Wo wird die Nachfrage Ihrer Meinung nach in den nächsten Jahren steigen? Welche Länder besitzen das größte Potenzial für die Photovoltaik?

Klar ist, dass der Gesamtmarkt weiter wachsen wird. Die etablierten Märkte wie China, die USA und Japan werden auch in den nächsten Jahren einen Großteil des Marktes ausmachen. Das größte Marktwachstum weltweit erwarte ich aber aus den „PV-Schwellenländern“.

Da ist beispielsweise Indien zu nennen, wo die Regierung ein Ausbauziel der PV-Leistung bis 2022 auf sagenhafte 100GW festgelegt hat.
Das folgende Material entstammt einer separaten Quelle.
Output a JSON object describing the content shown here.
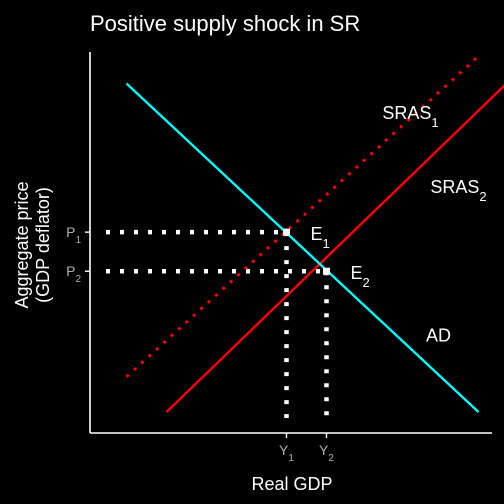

Vielversprechend ist auch eine Kombination wie wir sie beispielsweise in Chile vorfinden. Dort treffen gute Klimabedingungen auf Energie-hungrige Industrien wie den Bergbau. Das ist eine attraktive und vielversprechende Kombination für den Ausbau des PV-Marktes. Schließlich werden weltweit immer mehr Länder die Vorteile der Photovoltaik als wesentlichen Bestandteil ihres Energiemixes erkennen und in der Folge ausbauen.